Two seasons with the Brabham Grand Prix team in 1989 and 1991 had some point scoring successes, divided by a further season with Jaguar, the highlight of which was winning the Le Mans 24 hours in 1990. Martin also made history by finishing 1st and 2nd in the same race at Monza in 1991, driving both of the stunning Jaguar XJR 14s during the race.

1992 was Martin’s most successful Formula One season alongside Michael Schumacher in the Benetton Ford team, scoring points in 11 of the final 12 races, including five podiums and finishing 6th in the World Championship.

Early 1994 saw Brundle claim the number 8 McLaren seat vacated by Senna. Second and third in Monaco and Australia respectively were the highlights, but poor reliability were the very public low points, although again finishing seventh in the World Championship. A series of strong performances on his second stint at Ligier in 1995 was highlighted by a podium finish at the demanding Spa Francorchamps circuit in Belgium, behind Schumacher and Hill.

Martin drove for the Jordan Peugeot team in 1996. After a spectacular crash in Melbourne, the season progressively improved with competitive top six finishes in five Grands Prix.

In 1997 Martin moved alongside the legendary Murray Walker for the F1 ITV television production in the UK, with their commentary also beamed worldwide to tens of millions of viewers in English speaking nations.

Martin’s own UK series of ‘Great Escapes’ programmes was an instant hit with 9 million viewers, again on ITV.

Le Mansassaults in 1998 and 1999 for Toyota led to a stunning 3 min 29 sec pole position and easily leading the race. However technical problems sidelined the car on both occasions.

In 2001 Martin led the Bentley team back to Le Mans after 71 years; leading the early stages of the race until mechanical problems retired the car.

From 1996 to 2004, Martin was a board member and then Chairman of the Board at the British Racing Drivers’ Club, the owners of Silverstone. He was instrumental in the significant improvements to the venue and road systems, and the retention of the British Grand Prix through that period.

From 1998 to 2008, Martin managed the commercial affairs of his former track rival and close friend, David Coulthard.

For the 1998, 1999, 2005 and 2006 seasons Martin won four highly coveted Royal Television Society Awards for his widely regarded commentary on Formula One and was on stage at the 2008 BAFTA’s with his co-presenters receiving the award for Best Sports Programme. His technical insight features from the wheel of an F1 car have also two further RTS Awards.

In 2004, Martin published his first book “Working the Wheel” – an account of driving the great race-tracks of the world.

In 2007 he was awarded an Honorary Doctorate of Civil Law from the University of East Anglia in recognition of his achievements in the world of motor sport.
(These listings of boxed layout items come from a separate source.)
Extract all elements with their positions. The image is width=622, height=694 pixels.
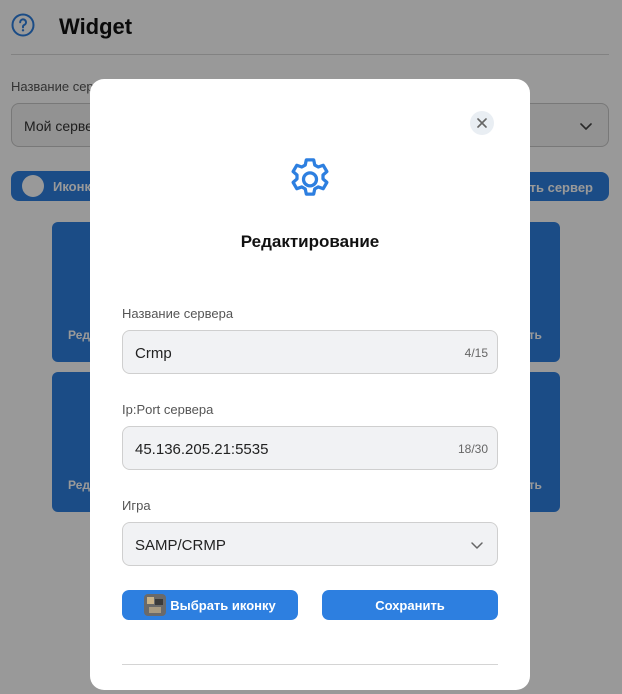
close-button[interactable]: [470, 111, 494, 135]
ip-port-label: Ip:Port сервера: [122, 402, 214, 417]
choose-icon-button[interactable]: Выбрать иконку: [122, 590, 298, 620]
server-name-counter: 4/15: [464, 346, 488, 360]
save-button[interactable]: Сохранить: [322, 590, 498, 620]
ip-port-counter: 18/30: [457, 442, 488, 456]
ip-port-input[interactable]: 45.136.205.21:5535 18/30: [122, 426, 498, 470]
server-name-value: Crmp: [135, 345, 172, 362]
choose-icon-label: Выбрать иконку: [170, 597, 276, 613]
chevron-down-icon: [471, 542, 483, 549]
ip-port-value: 45.136.205.21:5535: [135, 441, 269, 458]
edit-server-modal: Редактирование Название сервера Crmp 4/1…: [90, 79, 530, 690]
game-select[interactable]: SAMP/CRMP: [122, 522, 498, 566]
game-select-value: SAMP/CRMP: [135, 537, 226, 554]
close-icon: [477, 118, 487, 128]
game-label: Игра: [122, 498, 151, 513]
save-label: Сохранить: [375, 597, 445, 613]
modal-divider: [122, 664, 498, 665]
gear-icon: [291, 158, 329, 196]
server-icon-thumbnail: [144, 594, 167, 616]
server-name-input[interactable]: Crmp 4/15: [122, 330, 498, 374]
server-name-label: Название сервера: [122, 306, 234, 321]
modal-title: Редактирование: [240, 232, 380, 251]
After twelve successful seasons of commentary for ITV, including his very popular live ‘gridwalks’, Martin moved to the BBC in 2009 to continue his commentary role in Formula One racing.

At the commencement of the new season in 2012, Martin moved to Sky to present live commentary’s in Formula One racing.

Significant awards:

  • British Racing Drivers’ Club Gold (1988) and Silver Stars (1983). Gold Medal (2003).
  • Segrave Trophy (1988) for “Courage, Imagination, Initiative” by land, air or water.
  • Royal Television Society Sports Pundit Awards 1998, 1999, 2005, 2006.
  • Autocar Motorsport Award 2003.
  • Guild of Motoring Writers. Driver of the Year 1988.
  • BAFTA for Best Sports Programme 2006 and 2008.